Born in France in the late 18th-century, St. John Vianney served for a time in the army during the Napoleonic period. Afterward, he entered seminary formation to become a priest. He had a very difficult time. He struggled mightily with all of his studies and he had a particularly difficult time with Latin.

Many, including his formation directors and instructors in the seminary (and his own bishop), had very serious doubts that this man who did not have strong intellectual gifts, would be suitable for the priesthood. However, St. John Vianney persevered and finally was ordained a priest in 1815. His bishop, acting on his estimation of this new priest as “a man of few gifts,” sent him to the remotest backwater village of his diocese, the village of Ars.

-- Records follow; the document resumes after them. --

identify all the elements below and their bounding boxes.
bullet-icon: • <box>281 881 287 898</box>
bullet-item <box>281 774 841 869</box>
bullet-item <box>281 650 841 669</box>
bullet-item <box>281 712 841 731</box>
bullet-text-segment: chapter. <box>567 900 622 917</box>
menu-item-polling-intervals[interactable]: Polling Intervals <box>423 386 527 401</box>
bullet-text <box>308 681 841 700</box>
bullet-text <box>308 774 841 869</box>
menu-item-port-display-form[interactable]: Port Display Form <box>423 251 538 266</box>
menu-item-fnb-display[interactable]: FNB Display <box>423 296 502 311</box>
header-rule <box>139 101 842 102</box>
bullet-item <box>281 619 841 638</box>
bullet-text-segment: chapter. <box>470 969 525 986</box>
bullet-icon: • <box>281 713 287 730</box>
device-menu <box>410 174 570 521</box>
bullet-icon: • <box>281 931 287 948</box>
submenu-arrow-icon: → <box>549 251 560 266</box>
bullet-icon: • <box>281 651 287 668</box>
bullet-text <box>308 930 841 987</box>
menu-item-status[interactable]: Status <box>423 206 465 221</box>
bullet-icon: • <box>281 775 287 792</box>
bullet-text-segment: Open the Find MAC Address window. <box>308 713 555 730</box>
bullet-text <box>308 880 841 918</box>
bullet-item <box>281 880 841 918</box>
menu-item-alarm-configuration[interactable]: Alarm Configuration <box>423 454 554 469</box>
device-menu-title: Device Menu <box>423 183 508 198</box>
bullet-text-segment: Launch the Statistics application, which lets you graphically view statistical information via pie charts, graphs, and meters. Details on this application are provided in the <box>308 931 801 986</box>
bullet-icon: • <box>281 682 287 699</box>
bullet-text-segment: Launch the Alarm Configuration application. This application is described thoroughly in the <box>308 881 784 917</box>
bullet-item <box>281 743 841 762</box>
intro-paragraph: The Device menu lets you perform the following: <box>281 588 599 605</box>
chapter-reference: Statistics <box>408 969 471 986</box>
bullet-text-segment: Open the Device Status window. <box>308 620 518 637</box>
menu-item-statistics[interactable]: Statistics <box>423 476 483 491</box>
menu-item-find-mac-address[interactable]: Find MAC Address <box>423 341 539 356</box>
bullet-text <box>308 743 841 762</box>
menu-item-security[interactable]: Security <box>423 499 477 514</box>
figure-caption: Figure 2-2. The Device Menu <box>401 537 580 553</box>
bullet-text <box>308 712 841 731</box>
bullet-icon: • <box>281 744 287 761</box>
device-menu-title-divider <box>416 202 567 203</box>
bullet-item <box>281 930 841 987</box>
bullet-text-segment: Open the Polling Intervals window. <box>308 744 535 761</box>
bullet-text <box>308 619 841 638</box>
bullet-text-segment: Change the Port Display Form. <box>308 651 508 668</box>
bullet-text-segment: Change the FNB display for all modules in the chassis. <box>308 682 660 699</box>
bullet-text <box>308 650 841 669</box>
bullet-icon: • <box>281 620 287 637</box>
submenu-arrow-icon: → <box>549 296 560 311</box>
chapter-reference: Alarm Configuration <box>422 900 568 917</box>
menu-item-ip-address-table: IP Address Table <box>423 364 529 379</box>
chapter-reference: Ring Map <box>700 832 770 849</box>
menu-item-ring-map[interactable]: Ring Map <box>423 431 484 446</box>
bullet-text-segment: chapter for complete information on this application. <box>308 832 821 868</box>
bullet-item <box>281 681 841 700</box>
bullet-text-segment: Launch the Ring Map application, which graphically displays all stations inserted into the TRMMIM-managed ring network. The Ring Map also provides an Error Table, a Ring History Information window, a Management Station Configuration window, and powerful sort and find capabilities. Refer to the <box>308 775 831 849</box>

St. John turned out to be a man of great dedication to his call as a priest and his call to serve his people. He preached in a very simple manner, had a great love of the Blessed Sacrament and the Blessed Mother, and he had a special devotion to St. Philomena.

Through his work as a confessor, he brought about a spiritual renewal that touched not only the people of his parish, but all of France. He regularly spent 14 to 18 hours a day in the confessional surviving on only a few hours of sleep and a diet of boiled potatoes. As the word spread of his extraordinary abilities as a confessor, thousands, including bishops and aristocracy, made the journey to Ars in order to receive his spiritual counsel.

Thus, a man who started his life as one who very few thought would ever amount to anything became, by the time of his death in 1859, the vehicle for thousands of conversions. He is, for us today, an example of how God works wonderfully through those who dedicate their lives to Him and who seek, with all their heart, to do His will. St. John Vianney, a humble parish priest, is regarded by the Church as one of her great figures – because he was so faithful.

St. John Vianney is the patron saint of clergy, especially parish priests, throughout the world.